Homeschool and the 80/20 Rule

Teachers, parents and children have been thrust into remote teaching, homeschooling and remote learning in most countries around the world right now and we rush to make sense of it all. How can we teach, facilitate learning and learn in our roles while also navigating the unavoidable stress of a global pandemic?

The first thing all three groups have to do is ensure that the keystones of self-care are in place. This can be done by making self-care a priority. Nothing will be achieved if you burn yourself out with anxiety and stress and I suggest six ways to do this here. Journalling is a personal favourite. Exercise is also paramount for me. I like one strategy for the mind and one for the body to keep a balance.

Once self-care is being looked after, we have to look at educating and being educated. Thankfully, lots of teacher, parents and students are full of enthusiasm, creativity and drive to make sure that we make the most of what we can with the internet providing a wealth of support and advice.

Filter it.

Being wary of taking on too much whether, in the role of teaching, parenting or learning is something that needs to be considered. All the best practice being championed online is fantastic: as long as we don’t try to do it all. As Greg McKeown wrote in Essentialism, “you can do anything but not everything”. We must have a filter where we can adopt the most effective ideas and draw a line where we are satisfied that what we are doing is efficient and sustainable.

Pareto’s Principle.

This is where Pareto’s Principle can come into play. Vilfredo Federico Damaso Pareto was a distinguished philosopher and economist who can help us ensure that we are prepared for a marathon and not a sprint.

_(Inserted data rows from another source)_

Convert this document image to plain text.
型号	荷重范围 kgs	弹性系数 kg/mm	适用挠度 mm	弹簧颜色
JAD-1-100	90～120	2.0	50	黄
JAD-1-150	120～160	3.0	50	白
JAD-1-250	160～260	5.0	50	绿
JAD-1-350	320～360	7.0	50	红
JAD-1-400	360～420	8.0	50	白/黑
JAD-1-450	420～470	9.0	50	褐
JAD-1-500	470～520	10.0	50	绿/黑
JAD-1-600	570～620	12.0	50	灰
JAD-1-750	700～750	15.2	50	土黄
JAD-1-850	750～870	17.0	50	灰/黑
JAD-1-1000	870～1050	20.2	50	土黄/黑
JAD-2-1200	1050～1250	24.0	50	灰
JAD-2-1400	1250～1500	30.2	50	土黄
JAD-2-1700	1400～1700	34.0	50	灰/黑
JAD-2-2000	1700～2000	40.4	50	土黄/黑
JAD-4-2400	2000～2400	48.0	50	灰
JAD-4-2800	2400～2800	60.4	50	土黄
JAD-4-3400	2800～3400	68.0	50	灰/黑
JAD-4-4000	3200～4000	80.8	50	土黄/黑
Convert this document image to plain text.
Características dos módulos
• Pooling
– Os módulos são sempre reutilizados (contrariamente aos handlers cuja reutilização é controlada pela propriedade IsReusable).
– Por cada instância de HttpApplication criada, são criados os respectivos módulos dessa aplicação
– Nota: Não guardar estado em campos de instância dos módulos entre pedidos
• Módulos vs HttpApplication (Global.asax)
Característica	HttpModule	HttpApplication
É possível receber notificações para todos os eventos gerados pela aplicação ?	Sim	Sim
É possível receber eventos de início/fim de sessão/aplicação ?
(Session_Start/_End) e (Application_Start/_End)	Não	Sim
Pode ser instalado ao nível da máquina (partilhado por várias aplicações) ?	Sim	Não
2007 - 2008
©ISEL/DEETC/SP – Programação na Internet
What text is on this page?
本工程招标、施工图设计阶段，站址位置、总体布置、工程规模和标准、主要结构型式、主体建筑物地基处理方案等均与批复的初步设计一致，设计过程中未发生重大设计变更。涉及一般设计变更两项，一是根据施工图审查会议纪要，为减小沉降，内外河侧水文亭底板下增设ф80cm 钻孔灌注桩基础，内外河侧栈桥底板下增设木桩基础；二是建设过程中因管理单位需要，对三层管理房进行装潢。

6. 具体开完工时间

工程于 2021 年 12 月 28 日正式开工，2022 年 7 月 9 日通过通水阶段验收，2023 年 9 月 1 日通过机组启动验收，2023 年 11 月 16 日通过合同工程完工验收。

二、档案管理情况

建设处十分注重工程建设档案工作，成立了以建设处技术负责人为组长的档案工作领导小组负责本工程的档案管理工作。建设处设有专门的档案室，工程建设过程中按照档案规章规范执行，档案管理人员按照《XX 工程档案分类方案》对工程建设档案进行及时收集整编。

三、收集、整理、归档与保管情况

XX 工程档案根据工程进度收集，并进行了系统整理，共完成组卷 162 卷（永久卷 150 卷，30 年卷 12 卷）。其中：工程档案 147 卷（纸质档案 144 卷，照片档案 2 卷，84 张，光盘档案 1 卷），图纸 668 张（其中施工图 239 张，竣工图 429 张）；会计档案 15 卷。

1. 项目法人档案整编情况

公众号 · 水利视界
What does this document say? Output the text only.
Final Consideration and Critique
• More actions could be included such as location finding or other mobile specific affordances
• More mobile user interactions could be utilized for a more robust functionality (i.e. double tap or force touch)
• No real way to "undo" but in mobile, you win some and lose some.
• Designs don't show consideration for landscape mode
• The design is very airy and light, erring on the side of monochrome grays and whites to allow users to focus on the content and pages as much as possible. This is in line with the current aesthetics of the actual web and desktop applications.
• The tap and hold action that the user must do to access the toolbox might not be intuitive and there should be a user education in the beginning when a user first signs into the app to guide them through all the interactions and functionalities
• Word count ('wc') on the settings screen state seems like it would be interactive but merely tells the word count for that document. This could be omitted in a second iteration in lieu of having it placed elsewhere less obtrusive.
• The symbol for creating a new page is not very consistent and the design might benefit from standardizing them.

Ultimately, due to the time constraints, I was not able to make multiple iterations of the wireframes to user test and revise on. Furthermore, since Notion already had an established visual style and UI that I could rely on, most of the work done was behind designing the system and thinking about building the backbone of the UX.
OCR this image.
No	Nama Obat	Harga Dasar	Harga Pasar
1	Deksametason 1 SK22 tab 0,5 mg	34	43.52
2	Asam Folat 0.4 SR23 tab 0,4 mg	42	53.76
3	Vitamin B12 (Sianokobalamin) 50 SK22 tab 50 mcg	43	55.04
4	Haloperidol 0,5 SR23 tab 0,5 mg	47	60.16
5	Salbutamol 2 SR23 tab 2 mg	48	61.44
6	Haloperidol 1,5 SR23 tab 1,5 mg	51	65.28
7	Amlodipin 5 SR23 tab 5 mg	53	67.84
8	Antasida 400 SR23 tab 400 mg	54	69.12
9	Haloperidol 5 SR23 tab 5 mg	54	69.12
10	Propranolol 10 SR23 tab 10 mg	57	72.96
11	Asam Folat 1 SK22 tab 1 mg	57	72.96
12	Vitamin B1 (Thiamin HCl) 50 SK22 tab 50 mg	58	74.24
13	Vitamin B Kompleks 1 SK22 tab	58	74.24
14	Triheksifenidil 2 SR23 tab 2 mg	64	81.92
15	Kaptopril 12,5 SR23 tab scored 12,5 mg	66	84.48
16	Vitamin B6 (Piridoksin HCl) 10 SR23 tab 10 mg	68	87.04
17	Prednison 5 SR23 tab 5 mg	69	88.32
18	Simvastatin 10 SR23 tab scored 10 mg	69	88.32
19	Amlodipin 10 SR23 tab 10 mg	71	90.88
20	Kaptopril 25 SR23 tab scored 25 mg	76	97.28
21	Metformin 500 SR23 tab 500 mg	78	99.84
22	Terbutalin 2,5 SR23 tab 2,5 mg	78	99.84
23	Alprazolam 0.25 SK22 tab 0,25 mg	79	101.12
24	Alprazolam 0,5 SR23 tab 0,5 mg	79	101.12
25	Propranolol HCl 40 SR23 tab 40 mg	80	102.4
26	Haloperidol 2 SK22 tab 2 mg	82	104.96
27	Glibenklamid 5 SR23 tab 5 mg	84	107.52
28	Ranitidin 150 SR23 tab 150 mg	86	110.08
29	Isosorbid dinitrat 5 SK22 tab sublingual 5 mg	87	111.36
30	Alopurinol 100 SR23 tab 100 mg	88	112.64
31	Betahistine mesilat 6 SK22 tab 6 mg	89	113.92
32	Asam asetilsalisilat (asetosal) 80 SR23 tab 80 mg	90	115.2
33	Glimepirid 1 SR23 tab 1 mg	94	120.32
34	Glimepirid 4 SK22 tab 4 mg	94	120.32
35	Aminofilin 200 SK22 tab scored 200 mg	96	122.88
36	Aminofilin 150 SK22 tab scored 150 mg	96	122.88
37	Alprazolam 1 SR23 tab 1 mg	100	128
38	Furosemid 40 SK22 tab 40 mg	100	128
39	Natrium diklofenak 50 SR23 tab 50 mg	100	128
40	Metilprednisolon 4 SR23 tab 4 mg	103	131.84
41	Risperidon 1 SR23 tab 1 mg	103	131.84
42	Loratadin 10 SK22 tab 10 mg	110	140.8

Pareto’s principle is that 80% of results will come from 20% of actions.

This is relevant to teachers, parents and students therefore as the opposite of this statistic could be true. 80% of actions are only getting 20% of our results. So as we try to juggle managing our self-care, home life, professional life, relationships and children, we should question every initiative we are using or considering and pose the question:

“Is this a lot more work for very little benefit?”

It is easy to fall into the trap of being busy but not productive and Pareto’s principle and the question it poses to every action we take right now can help us maintain our equilibrium and the equilibrium of our loved ones over the long-term. Absorb what is necessary and discard what is not.